The Ontario Best Practices Research Initiative (OBRI) collects data on RA treatment in a real-world setting.  Patients are enrolled and prospectively followed to assess response to biologic and DMARD therapy as well as to collect data on other factors.  The objective of this study is to look at a real-world population and determine if initial disease activity influences the durability of the first used biologic in RA treatment.

Methods:

Biologic-naïve RA patients were included if they started a biologic at baseline or at any time after entry into OBRI.  For initial DAS, we used the DAS28 value when it was measured between 6 months before and 3 months after the start of the first biologic, whichever was closer to the date of biologic use.  This was done so as the initial DAS28 would best reflect the patient’s DAS at start of biologic.  Patients were censored at treatment stop date or discontinuation date, date of death, or up to 18 months after initiation of biologic, whichever occurred first. Persistence was defined as the length of time the patients continued to receive the drug, irrespective of change in dose, route, or addition of any other DMARD, steroids, etc.  If the drug was stopped for <60 days after which the patient restarted the same medication, it was considered a continuation and the duration was calculated accordingly. Survival was first compared using KM curves and then again using Cox-regression analysis.  Analysis was performed for all years and also censored at 1.5 years.

Results:

471 patients were included. At 1 year, the survival probability was 0.76 (95% CI 0.68-0.81).  Median survival was 5.005 years (95% CI 3.466-8.337).  Patients who were on biologic monotherapy, with no concomitant DMARD use, has worse persistence of their initial biologic.
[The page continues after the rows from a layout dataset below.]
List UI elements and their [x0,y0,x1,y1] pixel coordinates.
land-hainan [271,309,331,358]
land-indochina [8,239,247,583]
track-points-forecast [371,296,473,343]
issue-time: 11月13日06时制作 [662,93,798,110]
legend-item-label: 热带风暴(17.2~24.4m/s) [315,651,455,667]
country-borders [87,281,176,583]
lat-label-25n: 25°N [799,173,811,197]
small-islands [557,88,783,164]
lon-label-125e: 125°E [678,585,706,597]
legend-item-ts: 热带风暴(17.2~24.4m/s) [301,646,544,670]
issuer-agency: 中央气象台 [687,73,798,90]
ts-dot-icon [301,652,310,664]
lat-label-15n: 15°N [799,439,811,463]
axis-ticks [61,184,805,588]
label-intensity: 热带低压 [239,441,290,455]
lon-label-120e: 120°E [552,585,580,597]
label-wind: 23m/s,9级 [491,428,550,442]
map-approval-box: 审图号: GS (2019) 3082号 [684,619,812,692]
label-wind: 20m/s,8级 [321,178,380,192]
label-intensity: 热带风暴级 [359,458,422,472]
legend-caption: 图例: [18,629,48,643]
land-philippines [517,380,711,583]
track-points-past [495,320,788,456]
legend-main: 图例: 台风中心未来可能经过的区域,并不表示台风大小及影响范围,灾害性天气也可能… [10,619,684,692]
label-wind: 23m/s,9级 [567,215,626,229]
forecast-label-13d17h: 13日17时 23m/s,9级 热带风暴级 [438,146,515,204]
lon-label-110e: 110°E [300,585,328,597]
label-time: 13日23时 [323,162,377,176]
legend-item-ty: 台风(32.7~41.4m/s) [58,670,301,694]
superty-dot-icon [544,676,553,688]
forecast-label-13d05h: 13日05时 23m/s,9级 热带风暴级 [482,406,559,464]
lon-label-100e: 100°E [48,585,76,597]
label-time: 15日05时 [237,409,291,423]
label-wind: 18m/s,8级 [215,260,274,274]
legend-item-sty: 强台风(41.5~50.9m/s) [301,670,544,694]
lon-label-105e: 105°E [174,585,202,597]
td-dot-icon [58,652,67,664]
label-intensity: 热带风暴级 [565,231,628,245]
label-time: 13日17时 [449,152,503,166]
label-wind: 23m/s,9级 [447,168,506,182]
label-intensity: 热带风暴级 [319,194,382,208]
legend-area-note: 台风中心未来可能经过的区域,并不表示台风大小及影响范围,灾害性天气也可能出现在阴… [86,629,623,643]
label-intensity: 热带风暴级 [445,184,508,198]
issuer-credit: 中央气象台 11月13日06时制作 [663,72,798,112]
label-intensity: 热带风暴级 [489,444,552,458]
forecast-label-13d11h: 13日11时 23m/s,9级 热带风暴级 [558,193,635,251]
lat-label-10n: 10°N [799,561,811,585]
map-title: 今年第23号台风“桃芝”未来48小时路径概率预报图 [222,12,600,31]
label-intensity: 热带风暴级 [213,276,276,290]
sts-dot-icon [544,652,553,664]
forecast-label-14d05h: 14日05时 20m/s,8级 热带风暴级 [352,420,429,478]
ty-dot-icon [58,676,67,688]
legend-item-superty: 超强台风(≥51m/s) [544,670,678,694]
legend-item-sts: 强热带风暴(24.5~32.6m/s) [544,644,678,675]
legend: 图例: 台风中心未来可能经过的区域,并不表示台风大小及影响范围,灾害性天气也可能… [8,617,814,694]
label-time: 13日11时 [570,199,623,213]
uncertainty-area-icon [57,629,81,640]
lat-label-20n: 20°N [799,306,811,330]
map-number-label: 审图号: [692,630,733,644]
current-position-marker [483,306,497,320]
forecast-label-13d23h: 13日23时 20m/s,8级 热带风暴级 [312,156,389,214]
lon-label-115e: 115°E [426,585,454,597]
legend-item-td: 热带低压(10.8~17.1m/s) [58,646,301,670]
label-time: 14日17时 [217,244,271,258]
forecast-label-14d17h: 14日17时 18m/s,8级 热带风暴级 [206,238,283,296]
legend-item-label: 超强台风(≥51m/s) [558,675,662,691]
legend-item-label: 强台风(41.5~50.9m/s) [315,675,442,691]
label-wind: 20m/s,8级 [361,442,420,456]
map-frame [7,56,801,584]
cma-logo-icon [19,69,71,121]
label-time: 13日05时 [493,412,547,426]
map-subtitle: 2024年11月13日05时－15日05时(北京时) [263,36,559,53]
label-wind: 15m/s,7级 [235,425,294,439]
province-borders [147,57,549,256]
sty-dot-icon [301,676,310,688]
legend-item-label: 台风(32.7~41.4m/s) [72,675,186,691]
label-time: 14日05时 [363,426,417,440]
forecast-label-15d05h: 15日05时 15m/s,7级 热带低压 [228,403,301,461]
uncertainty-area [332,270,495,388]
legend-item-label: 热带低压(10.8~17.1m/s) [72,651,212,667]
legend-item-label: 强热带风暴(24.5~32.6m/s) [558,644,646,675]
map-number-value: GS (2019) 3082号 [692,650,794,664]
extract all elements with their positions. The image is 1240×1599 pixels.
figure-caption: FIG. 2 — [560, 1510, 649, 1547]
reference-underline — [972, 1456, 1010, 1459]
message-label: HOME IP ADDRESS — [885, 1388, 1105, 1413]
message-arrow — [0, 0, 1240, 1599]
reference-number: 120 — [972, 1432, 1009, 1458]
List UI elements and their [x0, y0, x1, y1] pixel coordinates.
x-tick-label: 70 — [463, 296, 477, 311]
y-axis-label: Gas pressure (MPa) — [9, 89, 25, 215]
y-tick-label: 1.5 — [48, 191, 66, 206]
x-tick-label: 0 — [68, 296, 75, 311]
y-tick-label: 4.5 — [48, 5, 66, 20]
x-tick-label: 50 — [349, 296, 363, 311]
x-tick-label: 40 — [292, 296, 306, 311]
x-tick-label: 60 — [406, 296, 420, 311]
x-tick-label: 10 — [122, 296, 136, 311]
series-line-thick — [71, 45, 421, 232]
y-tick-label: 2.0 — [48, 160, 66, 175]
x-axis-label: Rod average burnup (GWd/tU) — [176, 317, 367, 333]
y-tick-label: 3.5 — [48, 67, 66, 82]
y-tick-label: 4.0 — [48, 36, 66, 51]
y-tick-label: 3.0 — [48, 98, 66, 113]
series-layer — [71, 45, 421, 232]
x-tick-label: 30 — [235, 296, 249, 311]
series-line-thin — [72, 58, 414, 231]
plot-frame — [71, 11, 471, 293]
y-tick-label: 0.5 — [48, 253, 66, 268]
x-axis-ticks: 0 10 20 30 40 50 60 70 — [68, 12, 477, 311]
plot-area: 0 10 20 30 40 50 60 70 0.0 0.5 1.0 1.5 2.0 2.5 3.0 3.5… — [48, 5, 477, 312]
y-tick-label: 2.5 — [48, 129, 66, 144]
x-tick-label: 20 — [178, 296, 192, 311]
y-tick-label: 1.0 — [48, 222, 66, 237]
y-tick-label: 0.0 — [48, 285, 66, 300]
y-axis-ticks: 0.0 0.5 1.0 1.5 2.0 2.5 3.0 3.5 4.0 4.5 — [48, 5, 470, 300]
Patients were divided into three groups for analysis based on initial DAS28 score:  remission (≤ 2.60), medium to high DAS28 (2.61-5.10) and severe (>5.10).  Figure 1 shows the KM Plot of survival on biologic stratified by DAS28.

Figure 1:

Despite the initial trend towards better survival associated with lower initial DAS, this was not statistically significant.  Similarly, type of insurance (public/private) did not impact survival.  As seen in other studies, the only significant factor to impact survival on initial biologic was use of DMARD with the biologic.

Conclusion:

Early/initial DAS28 score did not impact persistence on their initial biologic, nor did insurance type.  This suggests that initial DAS28 score does not influence the durability of the initial biologic Combination of DMARD and biologic was more durable than biologic monotherapy.